Chute réactionnelle (Shock Loss) après une greffe capillaireInformations médicales et recommandations post-greffe
- Apollon

- 30 janv.
- 3 min de lecture

Introduction
Après une greffe capillaire, certains patients observent une chute partielle ou diffuse des cheveux dans les semaines qui suivent l’intervention. Ce phénomène, appelé chute réactionnelle post-greffe ou shock loss, est bien connu en chirurgie capillaire, fréquent, et le plus souvent transitoire. Il ne remet pas en cause la viabilité des greffons ni le résultat final de la transplantation lorsqu’il est correctement identifié et suivi.
Physiologie du cycle pilaire : rappel essentiel
Le cheveu évolue selon un cycle pilaire composé de trois phases successives :
Phase anagène (croissance)
D’une durée de 2 à 6 ans, elle concerne 85 à 90 % des cheveux du cuir chevelu.
Phase catagène (involution)
Phase courte (2 à 3 semaines) correspondant à l’arrêt de l’activité folliculaire.
Phase télogène (repos)
D’une durée moyenne de 2 à 4 mois, se terminant par la chute du cheveu.
Le shock loss correspond à une entrée prématurée et synchrone de follicules pileux en phase télogène, consécutive à un stress local.
Mécanisme physiopathologique du shock loss
La greffe capillaire induit un stress mécanique, inflammatoire et vasculaire transitoire du cuir chevelu. Plusieurs mécanismes sont impliqués :
micro-traumatismes liés aux incisions,
inflammation locale post-opératoire,
œdème et modification temporaire de la microcirculation,
fragilité préexistante des follicules en zone receveuse (alopécie androgénétique évolutive).
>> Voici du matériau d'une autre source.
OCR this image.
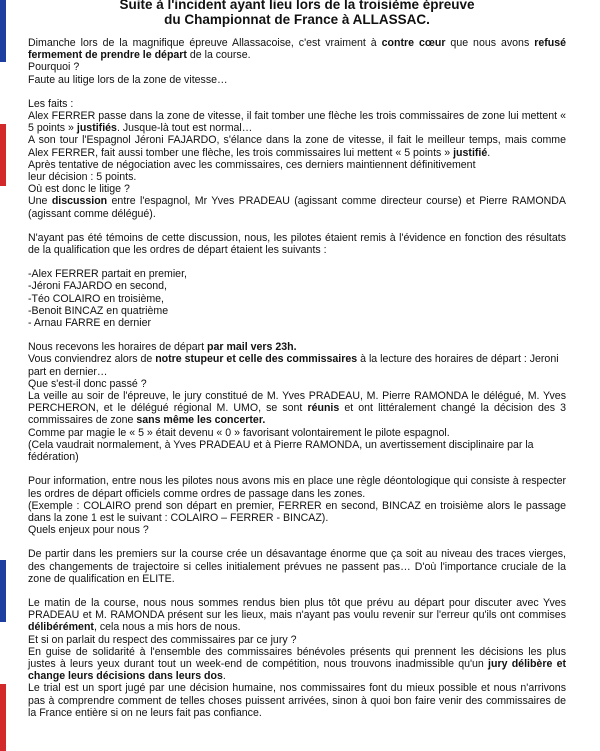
Suite à l'incident ayant lieu lors de la troisième épreuve

du Championnat de France à ALLASSAC.

Dimanche lors de la magnifique épreuve Allassacoise, c'est vraiment à contre cœur que nous avons refusé fermement de prendre le départ de la course.

Pourquoi ?

Faute au litige lors de la zone de vitesse…

Les faits :

Alex FERRER passe dans la zone de vitesse, il fait tomber une flèche les trois commissaires de zone lui mettent « 5 points » justifiés. Jusque-là tout est normal…

A son tour l'Espagnol Jéroni FAJARDO, s'élance dans la zone de vitesse, il fait le meilleur temps, mais comme Alex FERRER, fait aussi tomber une flèche, les trois commissaires lui mettent « 5 points » justifié.

Après tentative de négociation avec les commissaires, ces derniers maintiennent définitivement

leur décision : 5 points.

Où est donc le litige ?

Une discussion entre l'espagnol, Mr Yves PRADEAU (agissant comme directeur course) et Pierre RAMONDA (agissant comme délégué).

N'ayant pas été témoins de cette discussion, nous, les pilotes étaient remis à l'évidence en fonction des résultats de la qualification que les ordres de départ étaient les suivants :

-Alex FERRER partait en premier,

-Jéroni FAJARDO en second,

-Téo COLAIRO en troisième,

-Benoit BINCAZ en quatrième

- Arnau FARRE en dernier

Nous recevons les horaires de départ par mail vers 23h.

Vous conviendrez alors de notre stupeur et celle des commissaires à la lecture des horaires de départ : Jeroni part en dernier…

Que s'est-il donc passé ?

La veille au soir de l'épreuve, le jury constitué de M. Yves PRADEAU, M. Pierre RAMONDA le délégué, M. Yves PERCHERON, et le délégué régional M. UMO, se sont réunis et ont littéralement changé la décision des 3 commissaires de zone sans même les concerter.

Comme par magie le « 5 » était devenu « 0 » favorisant volontairement le pilote espagnol.

(Cela vaudrait normalement, à Yves PRADEAU et à Pierre RAMONDA, un avertissement disciplinaire par la fédération)

Pour information, entre nous les pilotes nous avons mis en place une règle déontologique qui consiste à respecter les ordres de départ officiels comme ordres de passage dans les zones.

(Exemple : COLAIRO prend son départ en premier, FERRER en second, BINCAZ en troisième alors le passage dans la zone 1 est le suivant : COLAIRO – FERRER - BINCAZ).

Quels enjeux pour nous ?

De partir dans les premiers sur la course crée un désavantage énorme que ça soit au niveau des traces vierges, des changements de trajectoire si celles initialement prévues ne passent pas… D'où l'importance cruciale de la zone de qualification en ELITE.

Le matin de la course, nous nous sommes rendus bien plus tôt que prévu au départ pour discuter avec Yves PRADEAU et M. RAMONDA présent sur les lieux, mais n'ayant pas voulu revenir sur l'erreur qu'ils ont commises délibérément, cela nous a mis hors de nous.

Et si on parlait du respect des commissaires par ce jury ?

En guise de solidarité à l'ensemble des commissaires bénévoles présents qui prennent les décisions les plus justes à leurs yeux durant tout un week-end de compétition, nous trouvons inadmissible qu'un jury délibère et change leurs décisions dans leurs dos.

Le trial est un sport jugé par une décision humaine, nos commissaires font du mieux possible et nous n'arrivons pas à comprendre comment de telles choses puissent arrivées, sinon à quoi bon faire venir des commissaires de la France entière si on ne leurs fait pas confiance.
Ces facteurs peuvent entraîner une chute des cheveux greffés mais aussi des cheveux natifs adjacents, sans destruction folliculaire. Les unités folliculaires restent viables et reprennent leur cycle après la phase de repos.
Chronologie habituelle
Début de la chute : entre la 2ᵉ et la 8ᵉ semaine post-greffe
Durée de la chute : 4 à 12 semaines
Reprise de la pousse : à partir du 3ᵉ–4ᵉ mois
Maturation progressive : jusqu’à 12–15 mois
La repousse initiale peut être plus fine ou clairsemée avant épaississement progressif.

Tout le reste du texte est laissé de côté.